Recall that $\cosh x=\frac{e^x+e^{-x}}{2} \qquad \text{and}\qquad \sinh x=\frac{e^x-e^{-x}}{2}.$ The fact that $\cosh(-x)=\cosh x$ and $\sinh(-x)=-\sinh x$ can be verified directly from the definitions.
The result for $\cosh x$ shows that if we find a solution $x$ of the equation $\cosh x=a$, then $-x$ is also a solution of the equation.
From the definitions of $\cosh x$ and $\sinh x$, it is not hard to verify that $\cosh^2 x-\sinh^2x=1.\qquad(\ast)$ This identity, so reminiscent of $\cos^2 x+\sin^2 x=1$, is the key to the importance of $\cosh x$ and $\sinh x$, and to the computation that follows.

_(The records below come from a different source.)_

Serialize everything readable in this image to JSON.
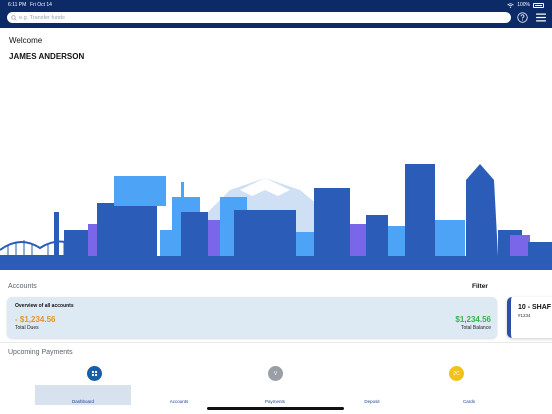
{
  "status_bar": {
    "time": "6:11 PM",
    "date": "Fri Oct 14",
    "battery_text": "100%",
    "battery_level": 1.0
  },
  "search": {
    "placeholder": "e.g. Transfer funds"
  },
  "icons": {
    "help": "help-icon",
    "menu": "hamburger-menu-icon",
    "search": "search-icon",
    "wifi": "wifi-icon",
    "battery": "battery-icon"
  },
  "greeting": {
    "welcome": "Welcome",
    "name": "JAMES ANDERSON"
  },
  "accounts": {
    "title": "Accounts",
    "filter_label": "Filter",
    "overview": {
      "title": "Overview of all accounts",
      "dues_value": "- $1,234.56",
      "dues_label": "Total Dues",
      "balance_value": "$1,234.56",
      "balance_label": "Total Balance"
    },
    "cards": [
      {
        "name": "10 - SHAF",
        "number": "#1234"
      }
    ]
  },
  "upcoming_payments": {
    "title": "Upcoming Payments",
    "payees": [
      {
        "label": "",
        "icon": "grid-icon"
      },
      {
        "label": "V"
      },
      {
        "label": "2C"
      }
    ]
  },
  "tabs": [
    {
      "label": "Dashboard",
      "active": true
    },
    {
      "label": "Accounts",
      "active": false
    },
    {
      "label": "Payments",
      "active": false
    },
    {
      "label": "Deposit",
      "active": false
    },
    {
      "label": "Cards",
      "active": false
    }
  ],
  "colors": {
    "header_bg": "#0b2a66",
    "dues": "#e8922c",
    "balance": "#37b24d",
    "skyline_dark": "#2a5cb8",
    "skyline_light": "#4da3f5",
    "skyline_violet": "#7a66e8",
    "active_tab_bg": "#d8e2ee"
  }
}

Enough of previews. It is time for the movie.
If $\cosh x =\frac{5}{3}$, then by $(\ast)$ $\sinh^2 x=\cosh^2 x-1=\frac{25}{9}-1=\frac{16}{9}$, and therefore $\sinh x=\pm \frac{4}{3}$. Thus $\frac{e^x+e^{-x}}{2}=\frac{5}{3} \qquad \text{and}\qquad \frac{e^x-e^{-x}}{2}=\pm \frac{4}{3}.$ Add. We get $e^x=\frac{5}{3}\pm \frac{4}{3}.$ Thus $e^x=\frac{9}{3}=3$ or $e^x=\frac{1}{3}$. It follows that $x=\ln 3$ or $x=\ln(1/3)=-\ln 3$.
Comment: Exactly the same method can be used to solve $\cosh x=a$. (There is no real solution if $a<1$.)